WASHINGTON, D.C. - (Mealey's) A citizen may proceed with his lawsuit against the United States alleging medical battery by a Navy doctor acting within his scope of employment, a unanimous U.S. Supreme Court ruled this morning (Steven Alan Levin v. United States, et al., No. 11-1351, U.S. Sup.).
"[T]he Gonzalez Act direction in 10 U.S.C. §1089(e) abrogates the FTCA's [Federal Tort Claims Act] intentional tort exception and therefore permits [Steven] Levin's suit against the United States alleging medical battery by a Navy doctor acting within the scope of his employment. Accordingly, we reverse the judgment of the Court of Appeals and remand the case for further proceedings consistent with this opinion," Justice Ruth Bader Ginsburg wrote for the court.
All justices joined in the entire opinion except Justice Antonin Scalia, who joined in the opinion except for footnotes six and seven, which address the Senate Report on the Gonzalez Act.
Levin claimed that he was injured as the result of a cataract surgery performed by a U.S. Navy doctor. Although Levin provided informed consent and signed consent forms after discussing the surgery with his doctor, he claimed that he orally withdrew his consent in the operating room shortly before the surgery began.
Levin initially filed an administrative claim. When his claim was not favorably resolved, he sued the United States for negligence and battery in the U.S. District Court for the District of Guam. He also named as a defendant the Navy doctor in his individual capacity. The government certified that the doctor was acting in the scope of his employment and moved to substitute the United States as defendant, as authorized by both the Gonzalez Act and the Federal Employees Liability Reform and Tort Compensation Act. The District Court granted the unopposed motion.
The District Court then granted the government's motion for summary judgment as to Levin's negligence claim, in light of the absences of any expert evidence that the medical treatment failed to satisfy the relevant standard of care. Levin did not appeal that ruling. The only remaining claim was Levin's battery claim against the United States under the FTCA.
Addressing that claim, Levin argued that even if the doctor's conduct was not negligent, the operation was battery because Levin had orally withdrawn his consent to surgery. The District Court denied the government summary judgment on the battery claim on the ground that a genuine issue of material fact existed. However, it ultimately held that the claim was barred by 28 U.S. Code Section 2680(h) and thus dismissed it for lack of subject matter jurisdiction.
Levin appealed the dismissal of his battery claim. The Ninth Circuit U.S. Court of Appeals affirmed. The appellate panel rejected Levin's claim that 10 U.S. Code Section 1089(e) negates the FTCA's preservation of sovereign immunity against battery claims in 26 U.S. Code Section 2680(n). The panel also concluded that Levin could not overcome the principle that waivers of sovereign immunity cannot be implied but "must be unequivocally expressed."
Levin then petitioned the U.S. Supreme Court.
Presenting oral arguments, Levin's attorney, James A. Feldman of Washington, told the high court that "for cases covered by the Gonzalez Act; that is, cases of medical malpractice committed within the scope of employment by the doctors of the certain specified agencies that Congress has named for those cases, there is no intentional tort exception, and therefore, you can bring an action against the government."

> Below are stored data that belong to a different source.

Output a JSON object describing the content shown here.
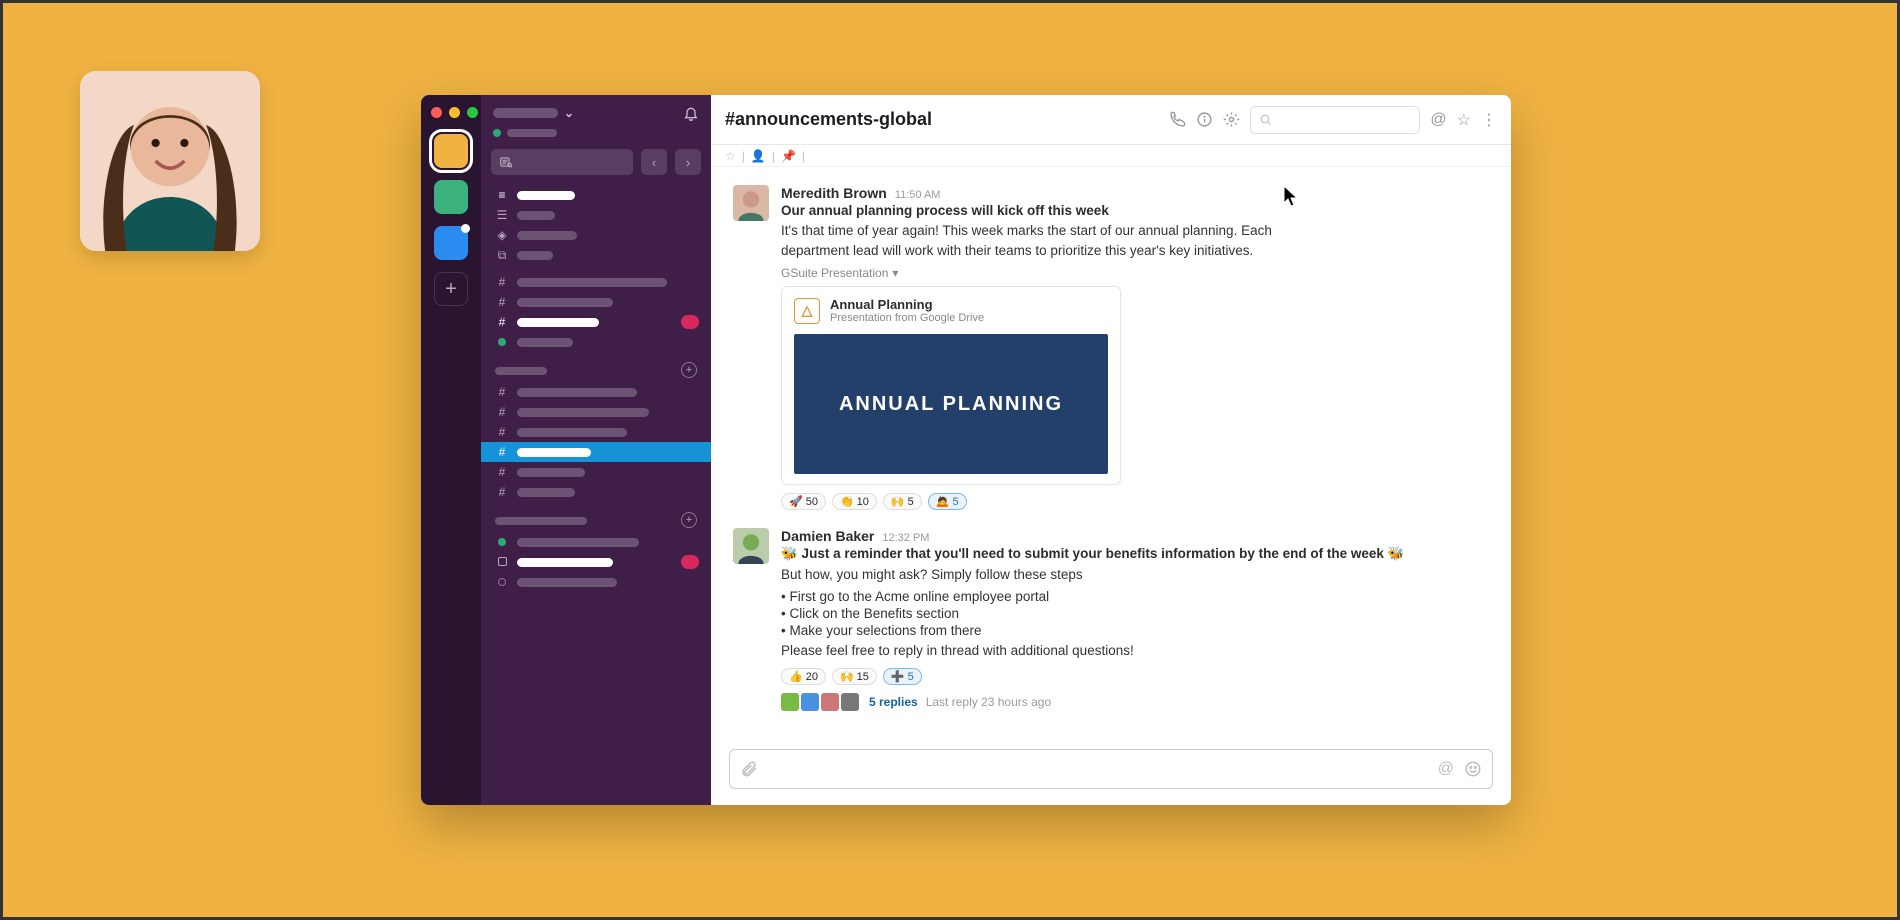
{
  "channel_name": "#announcements-global",
  "search_placeholder": "",
  "messages": [
    {
      "author": "Meredith Brown",
      "time": "11:50 AM",
      "title": "Our annual planning process will kick off this week",
      "text": "It's that time of year again! This week marks the start of our annual planning. Each department lead will work with their teams to prioritize this year's key initiatives.",
      "link_label": "GSuite Presentation",
      "file": {
        "name": "Annual Planning",
        "subtitle": "Presentation from Google Drive",
        "slide_text": "ANNUAL PLANNING"
      },
      "reactions": [
        {
          "emoji": "🚀",
          "count": 50
        },
        {
          "emoji": "👏",
          "count": 10
        },
        {
          "emoji": "🙌",
          "count": 5
        },
        {
          "emoji": "🙇",
          "count": 5,
          "highlight": true
        }
      ]
    },
    {
      "author": "Damien Baker",
      "time": "12:32 PM",
      "title": "🐝 Just a reminder that you'll need to submit your benefits information by the end of the week 🐝",
      "text": "But how, you might ask? Simply follow these steps",
      "bullets": [
        "• First go to the Acme online employee portal",
        "• Click on the Benefits section",
        "• Make your selections from there"
      ],
      "closing": "Please feel free to reply in thread with additional questions!",
      "reactions": [
        {
          "emoji": "👍",
          "count": 20
        },
        {
          "emoji": "🙌",
          "count": 15
        },
        {
          "emoji": "➕",
          "count": 5,
          "highlight": true
        }
      ],
      "thread": {
        "replies_label": "5 replies",
        "last": "Last reply 23 hours ago"
      }
    }
  ]
}
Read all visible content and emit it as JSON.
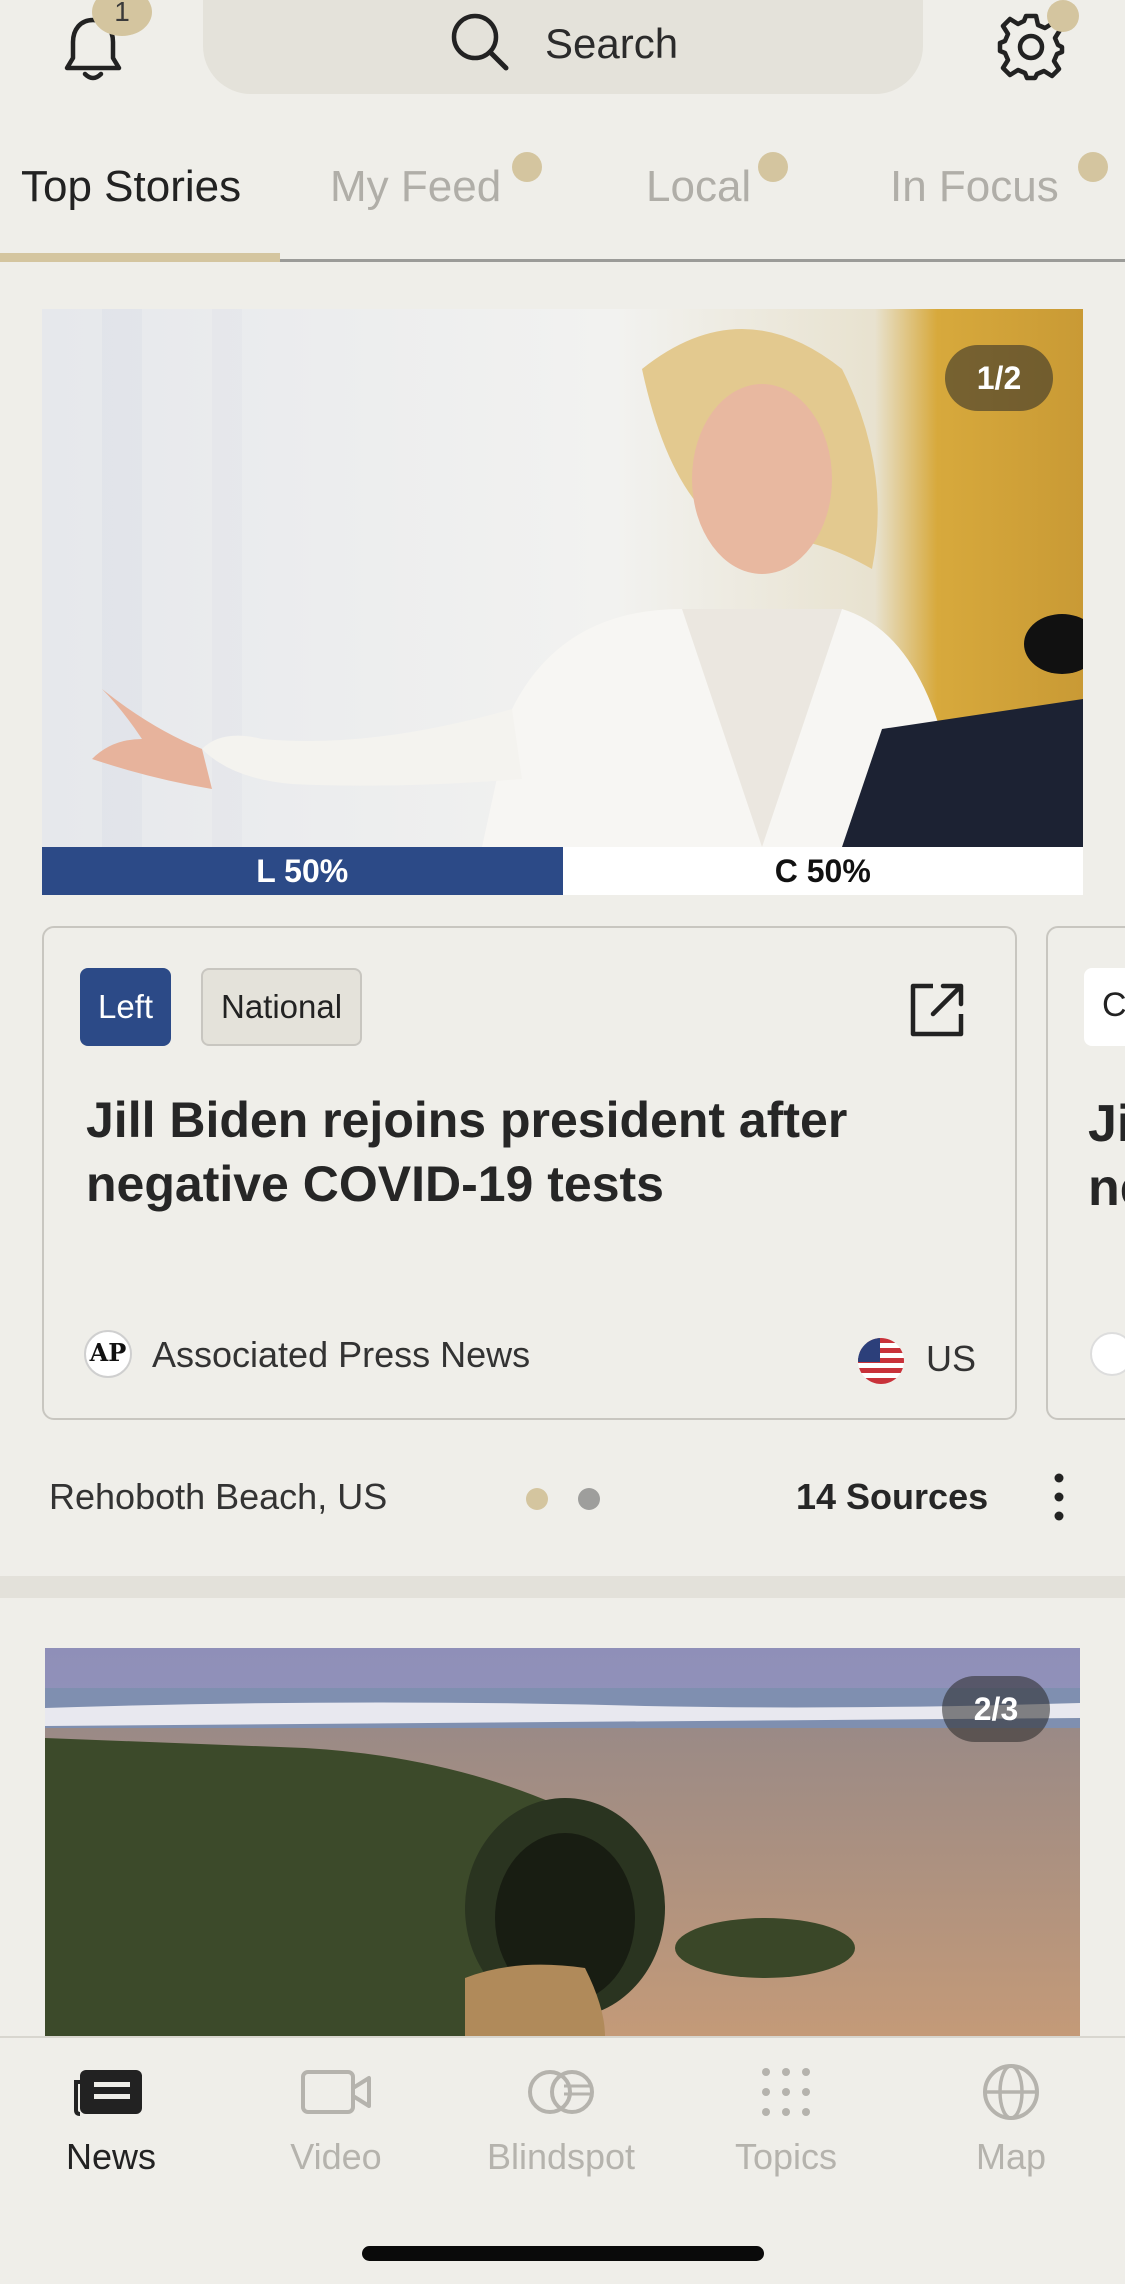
{
  "header": {
    "notification_count": "1",
    "search_placeholder": "Search"
  },
  "tabs": [
    {
      "label": "Top Stories",
      "active": true
    },
    {
      "label": "My Feed",
      "active": false
    },
    {
      "label": "Local",
      "active": false
    },
    {
      "label": "In Focus",
      "active": false
    }
  ],
  "stories": [
    {
      "image_counter": "1/2",
      "bias": {
        "left_label": "L 50%",
        "left_pct": 50,
        "center_label": "C 50%",
        "center_pct": 50
      },
      "article": {
        "bias_tag": "Left",
        "scope_tag": "National",
        "headline": "Jill Biden rejoins president after negative COVID-19 tests",
        "source_logo_text": "AP",
        "source_name": "Associated Press News",
        "country": "US"
      },
      "peek_card": {
        "chip_text": "C",
        "title_text": "Ji\nne"
      },
      "location": "Rehoboth Beach, US",
      "sources_count": "14 Sources"
    },
    {
      "image_counter": "2/3"
    }
  ],
  "bottom_nav": [
    {
      "label": "News",
      "icon": "news-icon",
      "active": true
    },
    {
      "label": "Video",
      "icon": "video-icon",
      "active": false
    },
    {
      "label": "Blindspot",
      "icon": "blindspot-icon",
      "active": false
    },
    {
      "label": "Topics",
      "icon": "topics-icon",
      "active": false
    },
    {
      "label": "Map",
      "icon": "globe-icon",
      "active": false
    }
  ],
  "colors": {
    "accent": "#d4c59f",
    "left_bias": "#2c4a87",
    "background": "#efeee9"
  }
}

But Assistant to the Solicitor General Pratik A. Shah countered in his oral arguments that Congress enacted the Gonzales Act "[b]ecause it was primarily concerned about conferring personal immunity. Every time the Senate Report talks about the purpose of the bill - it's on page 1, heading: Purpose of the Bill - it says conferring personal immunity. Nothing about expanding the Government's tort liability."
In addition to Shah, Solicitor General Donald B. Verrilli Jr. in Washington represents the United States.